Extinct genus of plants

Taeniopteris is an extinct form genus of Mesozoic vascular plant leaves, perhaps representing those of cycads, bennettitaleans, or marattialean ferns. The form genus is almost certainly a polyphyletic category for unfertile leaves of a certain shape ("taeniopterids") which cannot be assigned to specific groups due to a lack of information on cuticle or spore structures. The leaves are simple, with a strong central vein (rhachis) and an unbroken margin. The central vein leads to nearly perpendicular lateral veins, which may be slightly divided or undivided. The shape of the leaf is variable, but often elongated and smooth-edged. "Taeniopterid" leaves with bennettitalean-type cuticle are placed in the form genus Nilssoniopteris, while those with cycad-type cuticle are placed within Nilssonia and related genera.
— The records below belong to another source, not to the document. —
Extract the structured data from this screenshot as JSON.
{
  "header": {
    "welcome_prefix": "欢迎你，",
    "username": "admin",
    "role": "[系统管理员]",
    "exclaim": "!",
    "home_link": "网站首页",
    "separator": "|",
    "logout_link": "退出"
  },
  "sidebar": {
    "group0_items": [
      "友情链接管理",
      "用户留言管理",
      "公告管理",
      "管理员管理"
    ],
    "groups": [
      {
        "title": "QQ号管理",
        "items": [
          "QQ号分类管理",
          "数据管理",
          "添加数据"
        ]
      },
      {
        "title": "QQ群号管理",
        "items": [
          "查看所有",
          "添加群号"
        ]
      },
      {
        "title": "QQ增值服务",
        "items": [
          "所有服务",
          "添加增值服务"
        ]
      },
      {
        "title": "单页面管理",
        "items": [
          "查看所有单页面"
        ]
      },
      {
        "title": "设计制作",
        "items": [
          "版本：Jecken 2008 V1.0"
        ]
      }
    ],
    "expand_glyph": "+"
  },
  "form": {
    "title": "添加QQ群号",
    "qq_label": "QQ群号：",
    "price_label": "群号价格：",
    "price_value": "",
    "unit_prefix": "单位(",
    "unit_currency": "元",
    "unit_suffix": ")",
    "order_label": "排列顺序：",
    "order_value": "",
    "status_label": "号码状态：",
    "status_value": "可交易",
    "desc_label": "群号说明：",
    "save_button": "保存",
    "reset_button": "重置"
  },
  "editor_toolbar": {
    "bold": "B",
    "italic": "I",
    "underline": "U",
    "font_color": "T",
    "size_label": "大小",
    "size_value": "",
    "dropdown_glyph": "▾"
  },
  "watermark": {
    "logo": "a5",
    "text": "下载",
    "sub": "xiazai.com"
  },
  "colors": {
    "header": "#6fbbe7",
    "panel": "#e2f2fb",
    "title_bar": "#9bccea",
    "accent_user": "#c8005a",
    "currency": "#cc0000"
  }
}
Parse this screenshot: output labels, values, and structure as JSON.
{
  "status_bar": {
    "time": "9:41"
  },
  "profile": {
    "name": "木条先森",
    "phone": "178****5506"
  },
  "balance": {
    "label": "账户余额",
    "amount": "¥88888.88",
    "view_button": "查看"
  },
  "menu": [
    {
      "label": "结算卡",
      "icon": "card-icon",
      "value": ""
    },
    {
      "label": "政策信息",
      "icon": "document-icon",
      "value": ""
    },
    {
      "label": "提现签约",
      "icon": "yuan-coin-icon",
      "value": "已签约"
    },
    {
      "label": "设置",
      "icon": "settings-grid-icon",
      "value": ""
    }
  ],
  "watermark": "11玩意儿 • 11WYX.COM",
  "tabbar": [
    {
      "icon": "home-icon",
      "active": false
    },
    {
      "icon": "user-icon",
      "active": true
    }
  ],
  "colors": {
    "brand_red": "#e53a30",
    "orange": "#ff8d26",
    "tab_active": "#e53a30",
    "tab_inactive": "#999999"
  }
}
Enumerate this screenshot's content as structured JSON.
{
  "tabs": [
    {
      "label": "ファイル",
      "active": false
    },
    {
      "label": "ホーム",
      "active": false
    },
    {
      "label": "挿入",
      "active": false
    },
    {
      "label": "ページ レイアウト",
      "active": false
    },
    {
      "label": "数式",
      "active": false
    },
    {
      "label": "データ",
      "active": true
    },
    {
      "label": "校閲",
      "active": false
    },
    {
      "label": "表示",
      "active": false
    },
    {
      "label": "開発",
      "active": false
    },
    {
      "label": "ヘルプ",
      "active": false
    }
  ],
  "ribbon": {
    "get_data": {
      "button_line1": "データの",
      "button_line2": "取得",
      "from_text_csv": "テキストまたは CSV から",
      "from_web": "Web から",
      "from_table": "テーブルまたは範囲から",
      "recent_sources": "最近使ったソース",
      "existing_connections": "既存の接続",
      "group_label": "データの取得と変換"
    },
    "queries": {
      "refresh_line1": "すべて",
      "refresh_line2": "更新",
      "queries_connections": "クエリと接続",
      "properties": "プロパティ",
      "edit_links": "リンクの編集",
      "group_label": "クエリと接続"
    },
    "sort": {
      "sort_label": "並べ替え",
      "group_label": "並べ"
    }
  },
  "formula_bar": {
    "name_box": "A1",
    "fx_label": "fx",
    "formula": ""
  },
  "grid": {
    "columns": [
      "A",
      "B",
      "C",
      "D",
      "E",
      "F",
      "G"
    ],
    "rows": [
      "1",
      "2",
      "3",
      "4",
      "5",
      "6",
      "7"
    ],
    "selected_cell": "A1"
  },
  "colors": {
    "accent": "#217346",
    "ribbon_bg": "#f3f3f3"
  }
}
Some fertile "taeniopterids" preserve spore packages, and can be assigned to marattialean ferns.

Taeniopteris was named by Brongniart (1828) from an illustration of a Middle Jurassic leaf from Oxfordshire, as published by Sternberg (1823). This Oxfordshire specimen defined the type species, Taeniopteris vittata. The largest and broadest "taeniopterid" leaves are named as the form genus Macrotaeniopteris, which also represents cycad or bennettitalean leaves without preserved cuticle.